June didn’t know what to do. She felt exposed, as if it were she, herself, who had been caught with the eyeliner. She willed herself to rush out to the woman and declare with great apologies that she’d made a mistake with the bag. She even imagined doing so, and in her mind’s eye could see herself laughing and shaking her head, declaring, I really need to be more careful! But she did not move. When it came right down to it, she had no guts.
Instead, she busied herself with a spray she used on the glass countertop half a dozen times a day to keep it unmarked and gleaming. Bending down, she rubbed like mad the clear surface. She closed her eyes and wished that she were anywhere else, or anyone else, and asked herself what it might be like to be a better person. And then, because she could bear it no longer, she gathered up her determination and forced herself to stand, then to push through the little gated door of the counter area and onto the wide shining corridors of the store floor. She felt a little sick inside. She was dizzy. But she opened her mouth to shout out to the security guard.

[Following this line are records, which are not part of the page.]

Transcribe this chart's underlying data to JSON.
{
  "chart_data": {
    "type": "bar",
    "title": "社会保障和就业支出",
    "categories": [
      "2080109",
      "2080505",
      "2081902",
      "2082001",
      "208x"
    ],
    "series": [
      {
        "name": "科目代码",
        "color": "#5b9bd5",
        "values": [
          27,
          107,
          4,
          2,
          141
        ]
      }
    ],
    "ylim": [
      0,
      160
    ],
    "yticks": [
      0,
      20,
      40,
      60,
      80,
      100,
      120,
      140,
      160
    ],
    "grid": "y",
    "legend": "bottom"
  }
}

But he was no longer there. She searched for him and found him some way off, looking at his watch. As for the bald woman, she was at last moving through the exit doors, leaving the store. Nothing had happened. He hadn’t even spoken to the bald woman. Or perhaps he had spoken with her, but only to say good afternoon. There had been no harm caused, no threat or accusation. He was waiting for his lunch break. She was on her way home with the bag looped on her elbow.
June stared at the woman, at her insouciance, at her confidence. And she saw something else, too, something she’d failed to notice before. The sunglasses that she’d imagined as a means of camouflage were not on the woman’s nose. They were not hiding the bare eyes, nor the brow bone without eyebrow. She hadn’t used them to shield herself from scrutiny, as June had imagined. Not at all. They were placed on her forehead, as though to adorn the skull, concealing nothing.

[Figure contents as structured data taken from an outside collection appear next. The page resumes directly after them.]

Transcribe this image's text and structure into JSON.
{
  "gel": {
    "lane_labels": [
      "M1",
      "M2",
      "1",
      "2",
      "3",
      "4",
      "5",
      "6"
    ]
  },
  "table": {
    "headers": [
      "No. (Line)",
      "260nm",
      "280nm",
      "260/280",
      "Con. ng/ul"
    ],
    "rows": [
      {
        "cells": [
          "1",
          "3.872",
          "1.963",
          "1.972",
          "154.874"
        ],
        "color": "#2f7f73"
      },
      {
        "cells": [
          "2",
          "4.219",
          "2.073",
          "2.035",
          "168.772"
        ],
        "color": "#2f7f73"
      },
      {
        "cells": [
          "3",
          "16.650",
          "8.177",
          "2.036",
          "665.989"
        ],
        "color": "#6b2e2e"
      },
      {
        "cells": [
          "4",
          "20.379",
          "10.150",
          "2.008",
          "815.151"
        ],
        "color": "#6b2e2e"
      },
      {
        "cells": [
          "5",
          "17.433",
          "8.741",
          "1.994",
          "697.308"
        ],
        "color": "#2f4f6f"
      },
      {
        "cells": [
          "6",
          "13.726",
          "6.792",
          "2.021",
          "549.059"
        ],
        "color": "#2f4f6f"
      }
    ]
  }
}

A wash of calm stayed with June. She felt surprisingly unburdened – not only of the fear she’d had over the security guard but about so many other things: her pitted skin, the way her waistband dug into her stomach, her ballooning thighs. And the neck! With its bands of fat that hung on her. She was released – none of this mattered.
She watched through a bank of windows as the woman moved fluidly along the sidewalk and she felt again a well of admiration, even love. She held up her hand, waving. But the woman did not turn. June wanted to see her one more time, see the painted face, the large exposed eyes, the astonishing head, but the woman was gone now, striding away, her white skull bleached in light, radiantly defined while the rest of the world became a dull surround. June had a feeling that she had witnessed something rare, like a solar eclipse. She felt strange, just as one does during the eerie hours of an eclipse, not able to fully understand the momentary passing, nor why it seems so much to matter.